Direct Trade


What is “Direct Trade”

Direct trade is a term used by coffee roasters who buy straight from the growers, cutting out both the traditional middleman buyers and sellers and also the organizations that control certifications such as Fair Trade and Bird Friendly, for example. Direct trade proponents say their model is the best because they build mutually beneficial and respectful relationships with individual producers or cooperatives in the coffee-producing countries. Some roasters do it because they are dissatisfied with the third-party certification programs, while others want to have more control over aspects ranging from the quality of the coffee, to social issues, or environmental concerns.

Barocco Coffee Company buys its two most prevalent bean species using the Direct Trade model, from Brazil and Colombia

 

Brazil

 

Gabriel Carvalho’s great-grandmother saw an opportunity 1890 with what has now become one of Brazil’s most valuable coffee-growing lands.
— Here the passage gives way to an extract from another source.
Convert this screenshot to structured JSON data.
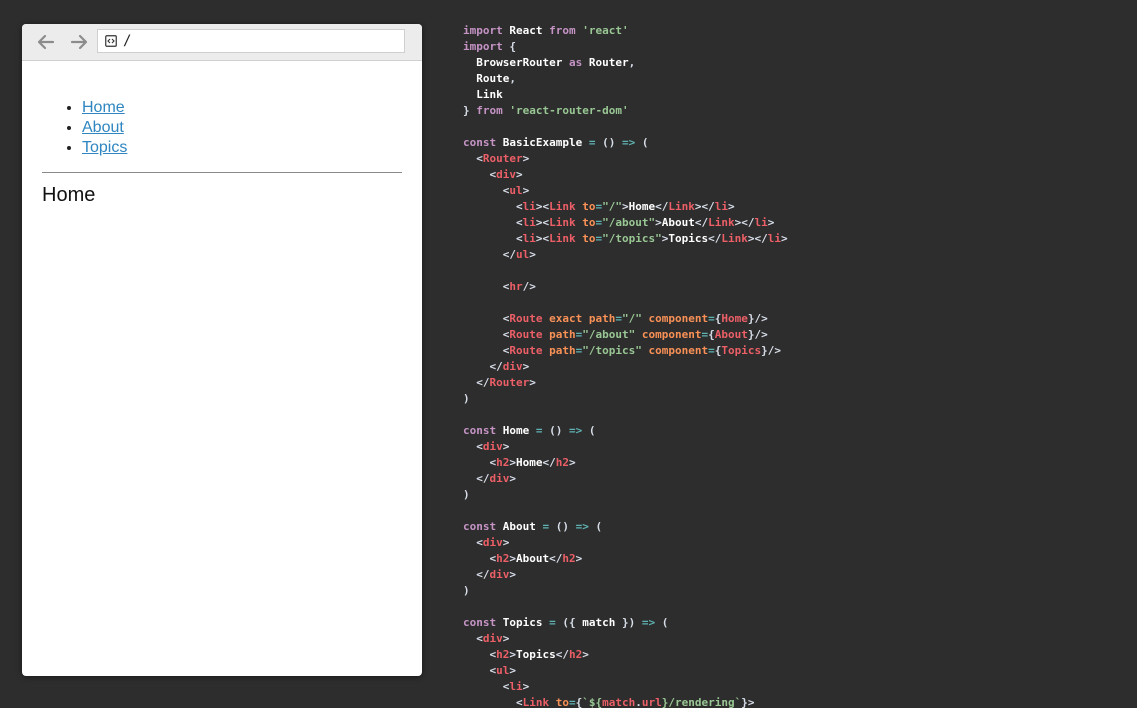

The tradition for quality has been maintained for over 125 years and Barocco is proud to have established a direct trade relationship with Fazenda Cachoeira da Grama and its neighbouring farms.

This farm is located in a large valley in Northeastern São Paulo called "Vale da Grama". It sits at an altitude of 1000m-1200m above sea level, has a very rich volcanic soil and enjoys the best climate a coffee tree could ask for. In fact, some of the finest coffees in the world come from this region, winning dozens of global awards.

Why not Fair Trade? Fair Trade is a body aimed at assisting small farmers around the world. In order to be certified, farms must be smaller than 5 hectares – Fazenda Cachoeira da Grama has over 400. However, they are UTZ certified, (https://www.utz.org) which ensures superior farming methods, healthy working conditions, employee housing and respect for the environment. 

This coffee is not organic. However, they follow strict environmental rules ensuring that defensive agents are applied to the plants at least 6 months before harvest season. This yields beans free of any artificial substances.  

Colombia 

In 2012, Carolina Orduz, fulfilled a lifelong dream and purchased a plot of land in Colombia next to her grandmother’s farm. Barocco is proud to work directly with Carolina and her husband Ralf, importing their prized “Silveria” beans. Many factors make these beans special. Shade grown at a high elevation of 1400 feet, Carolina’s traditional and sustainable farming methods make a difference. The cherries that hold the bean (seed) are hand picked, washed, naturally fermented and sun-dried.. Although not certified as such, these beans are organic as NO pesticides are used.

Benefits of Shade-Grown Beans

Taste. Shaded conditions create a cooler setting and, like coffee grown at higher altitudes, the growth of the bean is slower. This creates a denser, harder bean, which is what we look for in quality coffee.

Ecosystem. Provides bird habitat and greater biodiversity. Shade-grown helps generate more biodiversity and leads to a more stable ecosystem. The forest provides a safe habitat for birds that eat insect larvae, and in turn, reducing the need for pesticide use. It also offers support for more bees that help pollinate the coffee plants.

Rainforest Sustainability. Coffee plantations that are chemically dependent suffer from soil depletion and increased erosion. The rainforest is stripped to provide fresh growing ground. Shaded coffee farms are, for the most part, organic and sustainable. The canopy is constantly dropping natural biomass to the plantation soil, thus maintaining complete sub-soil ecosystems.

Benefits of High Altitude Grown Beans.

This farm is 1400 meters above sea level and the coffee is considered “high altitude” grown. High altitude reduces the quantity yielded but results in a more desirable flavour.

Benefits of Hand selected beans.

Experienced pickers know to select only the ripe cherry from each plant at each of numerous passes over two months. They also know how to remove the fruit without damaging stems and leaves. This is in contrast to high yield - lower quality machine-harvested beans.